Brouillard Cooperative, Making an Effort to Answer Difficult Questions

By Haidee V Eugenio
Pacific Daily News
November 1, 2017

Father Louis Brouillard is shown in an undated photo from the Pacific Daily News archives.

Former island priest Louis Brouillard was cooperative and appeared to make an effort to answer difficult questions during the first day of his deposition in Minnesota, according to one of the attorneys involved in the dozens of lawsuits accusing Brouillard of child sex abuse.

Brouillard, who has admitted to abusing boys decades ago on Guam, this week is providing additional sworn evidence related to more than 80 lawsuits accusing him of sexually abusing or raping Guam children. As of this week, Brouillard is named in 87 lawsuits.

Seattle-based attorney Steven T. Reich, a partner at the law firm Pfau Cochran Vertetis Amala, said Brouillard has a "fairly decent memory, despite being 96 years old."

Brouillard, "appeared to make an honest effort to answer the difficult questions put to him," Reich said after the first day of Brouillard's deposition, which lasted three hours.

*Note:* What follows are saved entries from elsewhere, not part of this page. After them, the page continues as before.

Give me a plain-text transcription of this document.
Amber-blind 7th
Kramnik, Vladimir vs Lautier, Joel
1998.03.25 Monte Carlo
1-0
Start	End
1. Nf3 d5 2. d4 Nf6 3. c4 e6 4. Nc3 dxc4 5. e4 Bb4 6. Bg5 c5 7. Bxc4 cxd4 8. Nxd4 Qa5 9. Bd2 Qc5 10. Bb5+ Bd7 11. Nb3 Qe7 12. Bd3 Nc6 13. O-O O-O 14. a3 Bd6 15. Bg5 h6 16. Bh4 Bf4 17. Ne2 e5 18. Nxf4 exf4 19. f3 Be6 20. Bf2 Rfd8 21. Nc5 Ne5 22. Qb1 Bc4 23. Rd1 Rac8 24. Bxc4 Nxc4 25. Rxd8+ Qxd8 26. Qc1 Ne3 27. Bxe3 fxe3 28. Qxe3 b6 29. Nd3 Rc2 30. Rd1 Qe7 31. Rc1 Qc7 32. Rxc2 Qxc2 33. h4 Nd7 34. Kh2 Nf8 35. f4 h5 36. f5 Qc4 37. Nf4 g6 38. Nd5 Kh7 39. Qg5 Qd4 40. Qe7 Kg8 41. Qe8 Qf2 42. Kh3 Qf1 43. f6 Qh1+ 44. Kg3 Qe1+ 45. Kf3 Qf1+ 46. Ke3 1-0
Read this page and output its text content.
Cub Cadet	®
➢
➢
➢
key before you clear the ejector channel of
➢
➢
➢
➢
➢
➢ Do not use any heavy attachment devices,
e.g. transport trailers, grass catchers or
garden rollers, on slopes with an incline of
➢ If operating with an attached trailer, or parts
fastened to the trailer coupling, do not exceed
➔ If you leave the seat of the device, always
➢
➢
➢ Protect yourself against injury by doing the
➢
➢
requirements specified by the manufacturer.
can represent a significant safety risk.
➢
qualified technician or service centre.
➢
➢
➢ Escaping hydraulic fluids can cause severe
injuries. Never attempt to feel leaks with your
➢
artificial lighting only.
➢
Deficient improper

The deposition is in Pine City, Minnesota, where Brouillard now lives.

All the parties agreed to depose Brouillard for three hours a day, until Friday, Nov. 3, Reich said.

Brouillard was a priest on Guam from 1948 until 1981, and also served as a scoutmaster for the Boy Scouts of America.

Altar boys were encouraged to also join the Boy Scouts, and many of the lawsuits state Brouillard abused boys while on Boys Scouts outings, often while Brouillard and the boys were swimming.

Reich declined to provide details about what Brouillard said during his deposition because it is not public record at this time.

Reich, whose law firm is working with Guam-based attorney Kevin Fowler to represent clergy sex abuse survivors, said the deposition happened at a community center in Pine City.

Reich said Brouillard was accompanied by his attorney, Thomas Wieser, of the law firm Meier, Kennedy and Quinn, based in St. Paul, Minnesota.

Attorneys for three other plaintiff groups were present for the deposition, as was the counsel for the Archdiocese of Agana and the Boy Scouts of America, Reich said.

Reich said he's the only one from his law firm present, and will be in Minnesota until the deposition is completed.

Hawaii-based attorney Randall Rosenberg said attorney Lee James, of the mainland-based James, Vernon and Weeks, is attending the deposition in Minnesota. Rosenberg and James are working with Guam attorney Anthony Perez to represent clergy sex abuse plaintiffs.

Guam attorney Michael Berman, also representing clergy sex abuse victims, said one of their attorneys, Philip Okney, is at Brouillard's deposition.

Attorney David Lujan, representing all plaintiffs for cases filed against Brouillard in federal court, is also in Minnesota for the deposition.

Archbishop Michael Jude Byrnes has said archdiocese counsels John Terlaje and Michael Patterson, from Seattle, will be at the deposition.

As of Tuesday, more than 140 Guam clergy sex abuse lawsuits have been filed in local and federal courts against the Archdiocese of Agana, priests, and others associated with the Catholic Church, along with the Boy Scouts of America.

The parties have been pursuing mediation in an effort to settle the cases out of court. The archdiocese has revised its policies to protect young people, and created a program to provide counseling, treatment and compensation.

In phone interviews and a signed affidavit last year, Brouillard admitted to sexually abusing more than 20 boys on Guam and offered his apologies to the boys he may have harmed.

Brouillard said, in his written affidavit, that Guam church officials at the time, including Bishop Apollinaris Baumgartner, knew about his activities and asked him to pray. He was ordained as a priest on Guam in 1948.

Despite Guam church officials reportedly knowing about Brouillard's abuses while on island, Brouillard continued to serve as a priest in Minnesota, from 1981 to 1985, when he was removed from active ministry. In 1987, he retired in Pine City, where he still lives.

In 2013, the Diocese of Duluth released a list of priests with credible allegations of child sexual abuse while serving in the diocese. Brouillard's name is on that list.

Three recently filed lawsuits accuse Brouillard of continuing to abuse Guam boys while in the mainland, by flying them out to Minnesota in the early 1980s.